Newsblur isn't saving my randomly-generated password correctly

I use a password management app to save a randomly-generated password unique to each app that I use. So my password might look a lot like this (not my actual password):

Y\JN+B70N3K_2(QUPyI>

It looks like Newsblur isn’t saving my password correctly (stripping out the punctuation maybe?), because when I save it, then copy/paste the same password to log in, it fails.

I can reproduce this issue like so:

Click the “Forgot Password” link in my email
Log-in succeeds, I see the account settings popup
Paste in my password.
Click outside the popup
Click “Logout”
Enter my username and (the same, I’m just pasting it in from the clipboard again) password
“Whoopsy-Daisy, Try Again”

1 Like

Sounds frustrating! I’ve run into issues like this on a few sites. Sometimes it’s because my password exceeds an unspoken length limit.

Just as a point of reference, here on Newsblur I successfully use a 30+ char randomly generated password with lowercase, uppercase, numbers, and several punctuation-type characters.

I have no idea. I use Django’s built in auth, so I barely control that.

To be perfectly honest, about two years ago, I used a javascript keyboard plugin that wasn’t properly written to include password dialogs in its ignore whitelist. Because the j and k keys were shortcuts for next/previous story, any password with those two characters were missing them. So there’s a vestigial hack to take care of one of the most frustratingly bizarre bugs I’ve ever had to deal with. But that’s about it. And it only fixes your password on login if your supplied password doesn’t work. (It just stripes out j and k from your password and tries again transparently).

I’ve just exposed an attack vector that’s maybe a couple millimeters wide.

Oh right, your issue. Try a simple password, and see if that works. Then add in special characters (maybe skipping the punctuation?) and see if it sticks. It works for me, so maybe something is wrong with my production server and not dev machine.

Turns out that I can’t even get a simple password to work. I’ve tried using both the “change your password” thing that pops up from my Forgot Password link and the “My Account” item in the gear menu. I change my password, I log out, I log in with that password, it doesn’t work :frowning:

I’ve got two (wildly uninformed) theories:

* My account (rricard) is just screwed beyond repair
* I’m at work and the websense filter (which doesn’t block Newsblur, but does seem to create all sorts of weird edge cases) is screwing with something.

I’ve got a pretty good workaround with the forgot password link in my email, but if you could reset my password from your end when you’ve got a minute and email it to me, that’d be pretty cool.

Thanks

If possible, maybe try resetting password stuff on the “simplest” possible combo of browser and net connection: a completely unmodified version of Firefox/Chrome/IE on your unproxied home cable for example.

I suggest this because 1) you mention the websense thing may be a factor and 2) the otherwise excellent LastPass add-on for Firefox caused me similar bizarro-world can’t-win password situations with sites like Twitter once or twice. (I only realized LastPass was at fault when I tried changing the password in unmodified IE and everything worked perfectly.)

(What was happening was that LastPass misread the password-change form as the regular password form, so after I typed in my new pw and clicked submit LastPass was replacing one new password field with my old pw and blanking the other.)

Yeah, I haven’t seen any issues in an unmodified browser, so your best bet would be to change your password while at home.

Forgot about this for forever, but I’m at home now on my normal internet on my normal browser (Chrome), and I still can’t get a password to hold.

Here’s what I’m trying (done it a couple times now):

Click the “forgot password” link from my gmail archive
Fill in a password in the popup
Click save
Click outside the popup
Click logout
Try to log in with the same password… no luck.

Maybe try sending me a new “forgot password” link? I’m a programmer by trade and this is just as weird to me as it must be to you, so I totally understand if you want to nuke my account from orbit and start over.

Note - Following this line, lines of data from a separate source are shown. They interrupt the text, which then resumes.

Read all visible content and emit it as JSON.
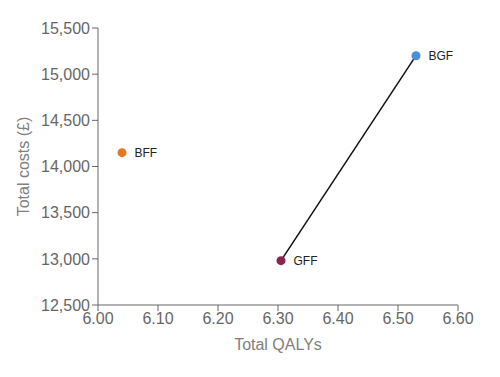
{
  "chart_data": {
    "type": "scatter",
    "xlabel": "Total QALYs",
    "ylabel": "Total costs (£)",
    "points": [
      {
        "label": "BFF",
        "x": 6.04,
        "y": 14150,
        "color": "#E87722"
      },
      {
        "label": "GFF",
        "x": 6.305,
        "y": 12980,
        "color": "#8B2252"
      },
      {
        "label": "BGF",
        "x": 6.53,
        "y": 15200,
        "color": "#4A90D9"
      }
    ],
    "frontier_line": {
      "x": [
        6.305,
        6.53
      ],
      "y": [
        12980,
        15200
      ],
      "color": "#111111"
    },
    "xlim": [
      6.0,
      6.6
    ],
    "ylim": [
      12500,
      15500
    ],
    "xticks": [
      {
        "value": 6.0,
        "label": "6.00"
      },
      {
        "value": 6.1,
        "label": "6.10"
      },
      {
        "value": 6.2,
        "label": "6.20"
      },
      {
        "value": 6.3,
        "label": "6.30"
      },
      {
        "value": 6.4,
        "label": "6.40"
      },
      {
        "value": 6.5,
        "label": "6.50"
      },
      {
        "value": 6.6,
        "label": "6.60"
      }
    ],
    "yticks": [
      {
        "value": 12500,
        "label": "12,500"
      },
      {
        "value": 13000,
        "label": "13,000"
      },
      {
        "value": 13500,
        "label": "13,500"
      },
      {
        "value": 14000,
        "label": "14,000"
      },
      {
        "value": 14500,
        "label": "14,500"
      },
      {
        "value": 15000,
        "label": "15,000"
      },
      {
        "value": 15500,
        "label": "15,500"
      }
    ]
  }
}
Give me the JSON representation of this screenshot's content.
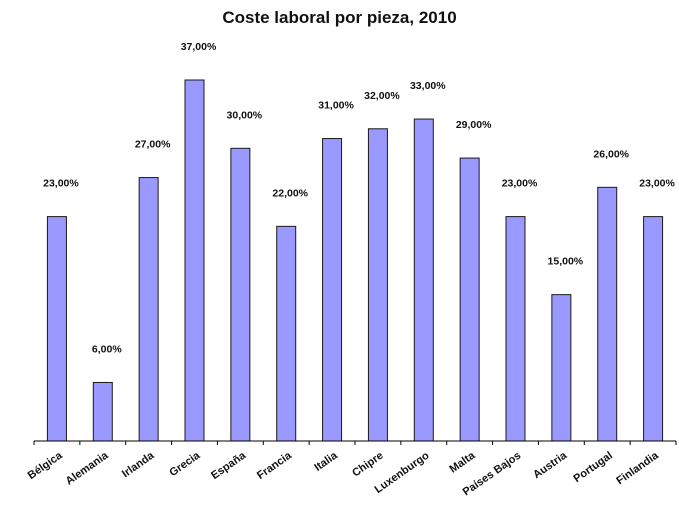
{
  "chart_data": {
    "type": "bar",
    "title": "Coste laboral por pieza, 2010",
    "xlabel": "",
    "ylabel": "",
    "categories": [
      "Bélgica",
      "Alemania",
      "Irlanda",
      "Grecia",
      "España",
      "Francia",
      "Italia",
      "Chipre",
      "Luxenburgo",
      "Malta",
      "Países Bajos",
      "Austria",
      "Portugal",
      "Finlandia"
    ],
    "values": [
      23,
      6,
      27,
      37,
      30,
      22,
      31,
      32,
      33,
      29,
      23,
      15,
      26,
      23
    ],
    "value_labels": [
      "23,00%",
      "6,00%",
      "27,00%",
      "37,00%",
      "30,00%",
      "22,00%",
      "31,00%",
      "32,00%",
      "33,00%",
      "29,00%",
      "23,00%",
      "15,00%",
      "26,00%",
      "23,00%"
    ],
    "ylim": [
      0,
      37
    ],
    "grid": false,
    "legend": "none",
    "colors": {
      "bar": "#9999ff",
      "outline": "#1a1a1a"
    }
  }
}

It’s unlikely to be anything about your account. And the forgot password link would not have changed (your secret token has not been reset).

Make sure that when you enter your password, you see every character being entered in. As in, verify the length of the password. Make sure that no character is going somewhere.

I would just set it to ‘aaa’ and see if that works. Is there anything else you think could be causing it? I can verify that passwords work, since I demo NewsBlur constantly and find myself mistakenly entering in my password often enough.

So I don’t know what was actually wrong here, but the redesigned “Forgot Password” form seems to have fixed it. I have a password again!

Thanks for all the hard work on Newsblur, Sam.